Lately I’ve become obsessed by scent. Perfume, to be more precise. I seldom wear it and know little of it, which is why this obsession is so strange.
It all started with the quest to find the perfect perfume for my daughter’s bridal shower a few months ago. I wanted something intimate and earthy, something that would literally become her. A signature scent that would be all her own, by which she and others would identify her. It had to be perfect, like her–warm and rich and exciting, and deeply satisfying. Something that made you want more. That you would never forget and never forget wanting.
And in this quest I tumbled down a rabbit hole into a rich and sensual world where one single sense seldom privileged—smell—was given full rein to romp and roam and sate itself in scent.
We humans rarely give ourselves that pleasure. We privilege sight, touch, sound, taste, and the feel of things. Poor scent is a step-child to the other senses, neglected, forgotten. Not so for other species where the sense of smell is primary with a full palette of colors and a symphony of sounds.
Often when I sit on our front patio overlooking the surrounding hills and valley below, my little dog sits with me, looking out as if as mesmerized by the beauty of the landscape as I am. She seems totally enraptured, her nose raised, nostrils quivering, her whole body trembling in delight. But she’s reveling in smell not sight. She’s drinking in that delicious flood of scents flowing uphill from the valley below.
I imagine her savoring each scent the way we savor each note when listening to a symphony, carried away by the trill of arpeggios, deep thundering drums, long sweet notes like violin strings, the soft low moans of cellos, blasting trumpets, cascading piano keys, all washing over her, tumbling together, fading away, like movements in a symphony of scent that I am deaf to. How I envy her!
We’ve long known how smell and taste are intricately connected—in fact, we can distinguish far more flavors through smell alone—inhaling and exhaling—than we can by our tongues.

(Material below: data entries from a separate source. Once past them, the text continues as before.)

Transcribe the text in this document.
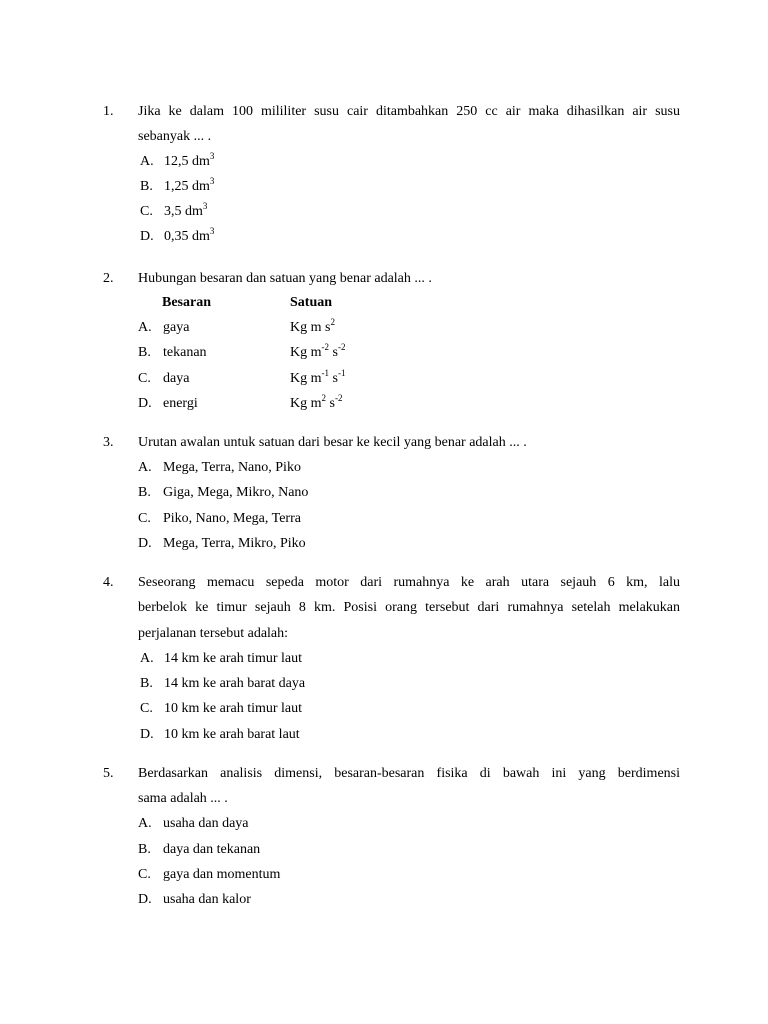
1. Jika ke dalam 100 mililiter susu cair ditambahkan 250 cc air maka dihasilkan air susu
sebanyak ... .
A. 12,5 $dm^3$
B. 1,25 $dm^3$
C. 3,5 $dm^3$
D. 0,35 $dm^3$
2. Hubungan besaran dan satuan yang benar adalah ... .
Besaran	Satuan
A. gaya	Kg m $s^2$
B. tekanan	Kg $m^{-2}$ $s^{-2}$
C. daya	Kg $m^{-1}$ $s^{-1}$
D. energi	Kg $m^2$ $s^{-2}$
3. Urutan awalan untuk satuan dari besar ke kecil yang benar adalah ... .
A. Mega, Terra, Nano, Piko
B. Giga, Mega, Mikro, Nano
C. Piko, Nano, Mega, Terra
D. Mega, Terra, Mikro, Piko
4. Seseorang memacu sepeda motor dari rumahnya ke arah utara sejauh 6 km, lalu
berbelok ke timur sejauh 8 km. Posisi orang tersebut dari rumahnya setelah melakukan
perjalanan tersebut adalah:
A. 14 km ke arah timur laut
B. 14 km ke arah barat daya
C. 10 km ke arah timur laut
D. 10 km ke arah barat laut
5. Berdasarkan analisis dimensi, besaran-besaran fisika di bawah ini yang berdimensi
sama adalah ... .
A. usaha dan daya
B. daya dan tekanan
C. gaya dan momentum
D. usaha dan kalor
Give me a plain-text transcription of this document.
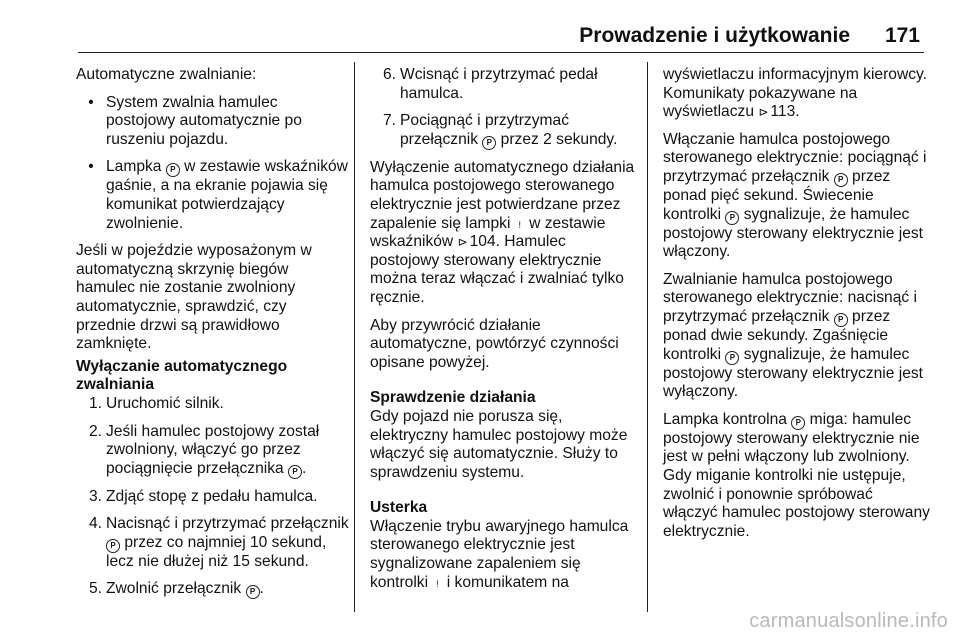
Prowadzenie i użytkowanie 171

Automatyczne zwalnianie:

• System zwalnia hamulec postojowy automatycznie po ruszeniu pojazdu.
• Lampka P w zestawie wskaźników gaśnie, a na ekranie pojawia się komunikat potwierdzający zwolnienie.

Jeśli w pojeździe wyposażonym w automatyczną skrzynię biegów hamulec nie zostanie zwolniony automatycznie, sprawdzić, czy przednie drzwi są prawidłowo zamknięte.

Wyłączanie automatycznego zwalniania

1. Uruchomić silnik.
2. Jeśli hamulec postojowy został zwolniony, włączyć go przez pociągnięcie przełącznika P .
3. Zdjąć stopę z pedału hamulca.
4. Nacisnąć i przytrzymać przełącznik P przez co najmniej 10 sekund, lecz nie dłużej niż 15 sekund.
5. Zwolnić przełącznik P .
6. Wcisnąć i przytrzymać pedał hamulca.
7. Pociągnąć i przytrzymać przełącznik P przez 2 sekundy.

Wyłączenie automatycznego działania hamulca postojowego sterowanego elektrycznie jest potwierdzane przez zapalenie się lampki ! w zestawie wskaźników ⊳ 104. Hamulec postojowy sterowany elektrycznie można teraz włączać i zwalniać tylko ręcznie.

Aby przywrócić działanie automatyczne, powtórzyć czynności opisane powyżej.

Sprawdzenie działania

Gdy pojazd nie porusza się, elektryczny hamulec postojowy może włączyć się automatycznie. Służy to sprawdzeniu systemu.

Usterka

Włączenie trybu awaryjnego hamulca sterowanego elektrycznie jest sygnalizowane zapaleniem się kontrolki ! i komunikatem na

wyświetlaczu informacyjnym kierowcy. Komunikaty pokazywane na wyświetlaczu ⊳ 113.

Włączanie hamulca postojowego sterowanego elektrycznie: pociągnąć i przytrzymać przełącznik P przez ponad pięć sekund. Świecenie kontrolki P sygnalizuje, że hamulec postojowy sterowany elektrycznie jest włączony.

Zwalnianie hamulca postojowego sterowanego elektrycznie: nacisnąć i przytrzymać przełącznik P przez ponad dwie sekundy. Zgaśnięcie kontrolki P sygnalizuje, że hamulec postojowy sterowany elektrycznie jest wyłączony.

Lampka kontrolna P miga: hamulec postojowy sterowany elektrycznie nie jest w pełni włączony lub zwolniony. Gdy miganie kontrolki nie ustępuje, zwolnić i ponownie spróbować włączyć hamulec postojowy sterowany elektrycznie.

carmanualsonline.info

What’s new and interesting is how scientists are discovering a similar interconnection between smell and sound that gives rise to a new sensory perception quaintly coined “smound.” If this new science bears out it will only confirm the old science. In 1862, the perfumer G. W. Septimus Piesse noted how “Scents, like sounds, appear to influence the olfactory nerve in certain definite degrees,” and he developed an “octave of odour” to measure those scents.
Musical metaphors are used in describing perfumes, which are said to have three sets of “notes” that unfold over time, each interacting with the others to create a “harmonious scent accord.”
As I wandered along countless cosmetic counters in the search for the perfect perfume for my daughter, spraying sample scents on slips of paper and waving them in the air, or daubing them on my wrists and forearms and inner elbow, knowing how scents change when applied to skin, mixing with our natural pheromones and warm pulses, I was savoring those musical notes: light florals steeped with sandalwood floating on a musky base. Amber and lotus blossoms with a hint of peach. Cardamom married to rosewood. Lavender and rosemary. Vanilla and violets dampened by oak moss.
But there was more to the whole process than scent–the name had to be perfect too, evocative and mysterious, lyrical and alluring. The shape of the bottle had to be sensual or simple, daring or dreamy, as fitted the fragrance and the name. It all had to flow together.
I finally found it, amazingly. The perfect perfume for my perfect daughter. She loves it, and her lover loves her in it. So I’m happy. But still hungry.
Still wanting more. More of my own to daub on earlobe and wrist, to line along the window sill like colored glass or exotic orchids. Scents to soothe and stir, arouse and savor.
I want to collect scents the way I do books. To sit quietly, alluringly, on my shelf, its richness and beauty and promise in full display, just waiting, waiting, waiting, for the perfect moment when I take it in my hands and lift the stopper and let the initial scent rise, and all its sweet layering, lingering notes play over me again and again.
I want scent to light up every neuron in my body. To flow through me, light and airy, like champagne bubbles. I want to hear it taste it see it feel it popping all about me.
I want, I want to be. Sated in scent.